First, a question. If you were to imagine the process of eating yogurt, starting with seeing the container, picking it up, opening it, inserting the spoon and stirring up the fruit, smelling it, eating the first spoonful, then another, which step do you think would be most engaging to your brain?

In The Buying Brain, Dr. A. K. Pradeep says that most people asked that question choose “spoon & stirring.” Certainly, the first creamy spoonful would be a good second guess. When NeuroFocus tested the yogurt consumption process in its labs, however, they reached a surprising conclusion: the key part of the process (as far as consumer brains are concerned) is grasping and removing the foil covering over the top of the container.

NeuroFocus calls such characteristics a Neurological Iconic Signature (NIS). An NIS could include the crunch of a potato chip. Pradeep doesn’t mention it, but long before neuromarketing one advertiser found and promoted its NIS: Rice Krispies made the sound its cereal made when combined with milk famous with its “Snap, Crackle, Pop” slogan.

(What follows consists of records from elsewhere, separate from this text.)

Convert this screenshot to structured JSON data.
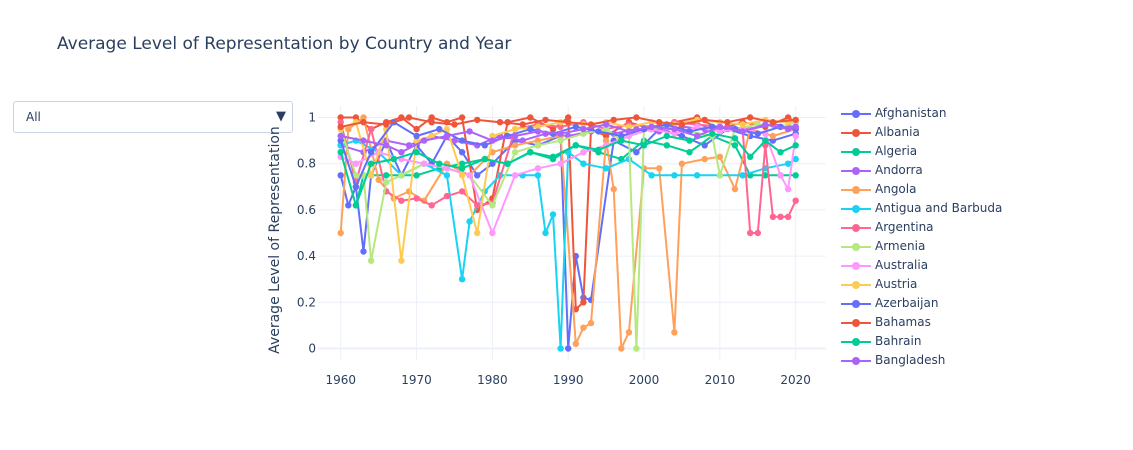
{
  "chart_data": {
    "type": "line",
    "title": "Average Level of Representation by Country and Year",
    "xlabel": "",
    "ylabel": "Average Level of Representation",
    "xlim": [
      1957,
      2024
    ],
    "ylim": [
      -0.05,
      1.05
    ],
    "x_ticks": [
      "1960",
      "1970",
      "1980",
      "1990",
      "2000",
      "2010",
      "2020"
    ],
    "y_ticks": [
      "0",
      "0.2",
      "0.4",
      "0.6",
      "0.8",
      "1"
    ],
    "grid": true,
    "legend_position": "right",
    "mode": "lines+markers",
    "series": [
      {
        "name": "Afghanistan",
        "color": "#636efa",
        "x": [
          1960,
          1961,
          1962,
          1963,
          1964,
          1966,
          1968,
          1970,
          1972,
          1974,
          1976,
          1978,
          1980,
          1983,
          1986,
          1989,
          1990,
          1991,
          1992,
          1993,
          1996,
          1999,
          2002,
          2005,
          2008,
          2011,
          2014,
          2017,
          2020
        ],
        "y": [
          0.75,
          0.62,
          0.7,
          0.42,
          0.75,
          0.9,
          0.75,
          0.88,
          0.8,
          0.92,
          0.85,
          0.75,
          0.8,
          0.9,
          0.88,
          0.92,
          0,
          0.4,
          0.22,
          0.21,
          0.9,
          0.85,
          0.95,
          0.92,
          0.88,
          0.95,
          0.92,
          0.9,
          0.93
        ]
      },
      {
        "name": "Albania",
        "color": "#ef553b",
        "x": [
          1960,
          1962,
          1964,
          1966,
          1968,
          1970,
          1972,
          1974,
          1976,
          1978,
          1980,
          1982,
          1985,
          1988,
          1990,
          1991,
          1992,
          1993,
          1995,
          1998,
          2001,
          2004,
          2007,
          2010,
          2013,
          2016,
          2019,
          2020
        ],
        "y": [
          1,
          1,
          0.95,
          0.98,
          1,
          0.95,
          1,
          0.98,
          1,
          0.6,
          0.65,
          0.98,
          1,
          0.95,
          1,
          0.17,
          0.2,
          0.95,
          0.92,
          0.98,
          0.95,
          0.98,
          1,
          0.95,
          0.98,
          0.96,
          1,
          0.98
        ]
      },
      {
        "name": "Algeria",
        "color": "#00cc96",
        "x": [
          1962,
          1963,
          1964,
          1966,
          1968,
          1970,
          1973,
          1976,
          1979,
          1982,
          1985,
          1988,
          1991,
          1994,
          1997,
          2000,
          2003,
          2006,
          2009,
          2012,
          2014,
          2016,
          2018,
          2020
        ],
        "y": [
          0.62,
          0.75,
          0.75,
          0.75,
          0.75,
          0.75,
          0.78,
          0.8,
          0.82,
          0.8,
          0.85,
          0.82,
          0.88,
          0.85,
          0.82,
          0.9,
          0.88,
          0.85,
          0.92,
          0.88,
          0.75,
          0.75,
          0.75,
          0.75
        ]
      },
      {
        "name": "Andorra",
        "color": "#ab63fa",
        "x": [
          1960,
          1963,
          1966,
          1969,
          1972,
          1975,
          1978,
          1981,
          1984,
          1987,
          1990,
          1993,
          1996,
          1999,
          2002,
          2005,
          2008,
          2011,
          2014,
          2017,
          2020
        ],
        "y": [
          0.88,
          0.85,
          0.9,
          0.88,
          0.92,
          0.9,
          0.88,
          0.92,
          0.9,
          0.93,
          0.92,
          0.94,
          0.93,
          0.95,
          0.94,
          0.96,
          0.95,
          0.96,
          0.95,
          0.97,
          0.96
        ]
      },
      {
        "name": "Angola",
        "color": "#ffa15a",
        "x": [
          1960,
          1961,
          1963,
          1965,
          1967,
          1969,
          1971,
          1974,
          1977,
          1980,
          1983,
          1986,
          1989,
          1991,
          1992,
          1993,
          1995,
          1996,
          1997,
          1998,
          2000,
          2002,
          2004,
          2005,
          2008,
          2010,
          2012,
          2014,
          2017,
          2020
        ],
        "y": [
          0.5,
          0.95,
          1,
          0.73,
          0.65,
          0.68,
          0.64,
          0.8,
          0.75,
          0.85,
          0.88,
          0.9,
          0.92,
          0.02,
          0.09,
          0.11,
          0.9,
          0.69,
          0,
          0.07,
          0.78,
          0.78,
          0.07,
          0.8,
          0.82,
          0.83,
          0.69,
          0.95,
          0.92,
          0.95
        ]
      },
      {
        "name": "Antigua and Barbuda",
        "color": "#19d3f3",
        "x": [
          1960,
          1962,
          1965,
          1968,
          1971,
          1974,
          1976,
          1977,
          1979,
          1981,
          1984,
          1986,
          1987,
          1988,
          1989,
          1990,
          1992,
          1995,
          1998,
          2001,
          2004,
          2007,
          2010,
          2013,
          2016,
          2019,
          2020
        ],
        "y": [
          0.88,
          0.9,
          0.85,
          0.75,
          0.8,
          0.75,
          0.3,
          0.55,
          0.68,
          0.75,
          0.75,
          0.75,
          0.5,
          0.58,
          0,
          0.85,
          0.8,
          0.78,
          0.82,
          0.75,
          0.75,
          0.75,
          0.75,
          0.75,
          0.78,
          0.8,
          0.82
        ]
      },
      {
        "name": "Argentina",
        "color": "#ff6692",
        "x": [
          1960,
          1962,
          1964,
          1966,
          1968,
          1970,
          1972,
          1974,
          1976,
          1978,
          1980,
          1983,
          1986,
          1989,
          1992,
          1995,
          1998,
          2001,
          2004,
          2007,
          2010,
          2013,
          2014,
          2015,
          2016,
          2017,
          2018,
          2019,
          2020
        ],
        "y": [
          0.98,
          0.72,
          0.95,
          0.68,
          0.64,
          0.65,
          0.62,
          0.66,
          0.68,
          0.62,
          0.63,
          0.95,
          0.97,
          0.96,
          0.98,
          0.95,
          0.97,
          0.96,
          0.98,
          0.97,
          0.96,
          0.95,
          0.5,
          0.5,
          0.88,
          0.57,
          0.57,
          0.57,
          0.64
        ]
      },
      {
        "name": "Armenia",
        "color": "#b6e880",
        "x": [
          1960,
          1962,
          1963,
          1964,
          1966,
          1968,
          1971,
          1974,
          1977,
          1980,
          1983,
          1986,
          1989,
          1992,
          1995,
          1997,
          1998,
          1999,
          2000,
          2003,
          2006,
          2009,
          2010,
          2012,
          2015,
          2018,
          2020
        ],
        "y": [
          0.95,
          0.75,
          0.75,
          0.38,
          0.72,
          0.75,
          0.8,
          0.78,
          0.75,
          0.62,
          0.85,
          0.88,
          0.9,
          0.93,
          0.95,
          0.9,
          0.92,
          0,
          0.95,
          0.96,
          0.94,
          0.92,
          0.75,
          0.95,
          0.97,
          0.96,
          0.98
        ]
      },
      {
        "name": "Australia",
        "color": "#ff97ff",
        "x": [
          1960,
          1962,
          1965,
          1968,
          1971,
          1974,
          1977,
          1980,
          1983,
          1986,
          1989,
          1992,
          1995,
          1998,
          2001,
          2004,
          2007,
          2010,
          2013,
          2016,
          2018,
          2019,
          2020
        ],
        "y": [
          0.83,
          0.8,
          0.85,
          0.82,
          0.8,
          0.78,
          0.75,
          0.5,
          0.75,
          0.78,
          0.8,
          0.85,
          0.88,
          0.92,
          0.95,
          0.93,
          0.96,
          0.94,
          0.95,
          0.93,
          0.75,
          0.69,
          0.92
        ]
      },
      {
        "name": "Austria",
        "color": "#fecb52",
        "x": [
          1960,
          1962,
          1964,
          1966,
          1968,
          1970,
          1972,
          1974,
          1976,
          1978,
          1980,
          1983,
          1986,
          1989,
          1992,
          1995,
          1998,
          2001,
          2004,
          2007,
          2010,
          2013,
          2016,
          2019,
          2020
        ],
        "y": [
          0.95,
          0.98,
          0.75,
          0.95,
          0.38,
          0.9,
          0.92,
          0.95,
          0.75,
          0.5,
          0.92,
          0.95,
          0.96,
          0.98,
          0.97,
          0.98,
          0.96,
          0.98,
          0.97,
          0.99,
          0.98,
          0.97,
          0.99,
          0.98,
          0.99
        ]
      },
      {
        "name": "Azerbaijan",
        "color": "#636efa",
        "x": [
          1960,
          1962,
          1964,
          1967,
          1970,
          1973,
          1976,
          1979,
          1982,
          1985,
          1988,
          1991,
          1994,
          1997,
          2000,
          2003,
          2006,
          2009,
          2012,
          2015,
          2018,
          2020
        ],
        "y": [
          0.9,
          0.7,
          0.85,
          0.98,
          0.92,
          0.95,
          0.9,
          0.88,
          0.92,
          0.95,
          0.93,
          0.96,
          0.94,
          0.92,
          0.95,
          0.97,
          0.94,
          0.96,
          0.95,
          0.93,
          0.96,
          0.95
        ]
      },
      {
        "name": "Bahamas",
        "color": "#ef553b",
        "x": [
          1960,
          1963,
          1966,
          1969,
          1972,
          1975,
          1978,
          1981,
          1984,
          1987,
          1990,
          1993,
          1996,
          1999,
          2002,
          2005,
          2008,
          2011,
          2014,
          2017,
          2020
        ],
        "y": [
          0.96,
          0.98,
          0.97,
          1,
          0.98,
          0.97,
          0.99,
          0.98,
          0.97,
          0.99,
          0.98,
          0.97,
          0.99,
          1,
          0.98,
          0.97,
          0.99,
          0.98,
          1,
          0.98,
          0.99
        ]
      },
      {
        "name": "Bahrain",
        "color": "#00cc96",
        "x": [
          1960,
          1962,
          1964,
          1967,
          1970,
          1973,
          1976,
          1979,
          1982,
          1985,
          1988,
          1991,
          1994,
          1997,
          2000,
          2003,
          2006,
          2009,
          2012,
          2014,
          2016,
          2018,
          2020
        ],
        "y": [
          0.85,
          0.62,
          0.8,
          0.82,
          0.85,
          0.8,
          0.78,
          0.82,
          0.8,
          0.85,
          0.83,
          0.88,
          0.86,
          0.9,
          0.88,
          0.92,
          0.9,
          0.93,
          0.91,
          0.83,
          0.9,
          0.85,
          0.88
        ]
      },
      {
        "name": "Bangladesh",
        "color": "#ab63fa",
        "x": [
          1960,
          1963,
          1966,
          1968,
          1971,
          1974,
          1977,
          1980,
          1983,
          1986,
          1989,
          1992,
          1995,
          1998,
          2001,
          2004,
          2007,
          2010,
          2013,
          2016,
          2019,
          2020
        ],
        "y": [
          0.92,
          0.9,
          0.88,
          0.85,
          0.9,
          0.92,
          0.94,
          0.9,
          0.92,
          0.94,
          0.93,
          0.95,
          0.97,
          0.94,
          0.96,
          0.95,
          0.92,
          0.96,
          0.94,
          0.97,
          0.95,
          0.96
        ]
      }
    ]
  },
  "dropdown": {
    "selected": "All",
    "arrow_icon": "triangle-down-icon"
  }
}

The finding that pulling off the foil lid was perhaps the most significant sensory element in eating yogurt was important to the yogurt-making client that sponsored the work, but it’s an important lesson for all product marketers. Don’t assume that the obvious product characteristics are the only important ones. With yogurt, one would logically expect taste, texture, and aroma to outweigh mere packaging considerations; that was found to be incorrect. (At the same time, flavor and other characteristics are still very important to the success of the product; if the yogurt didn’t taste good or had an off-note in its aroma, surely it wouldn’t sell.)

And while neuromarketing studies can reveal surprises like this, costly research isn’t always necessary. The Rice Krispies marketers who decided to let everyone else talk about flavor and focus their ads on the sound of their cereal conducted no brain studies, but turned their brand into a decades-long success story.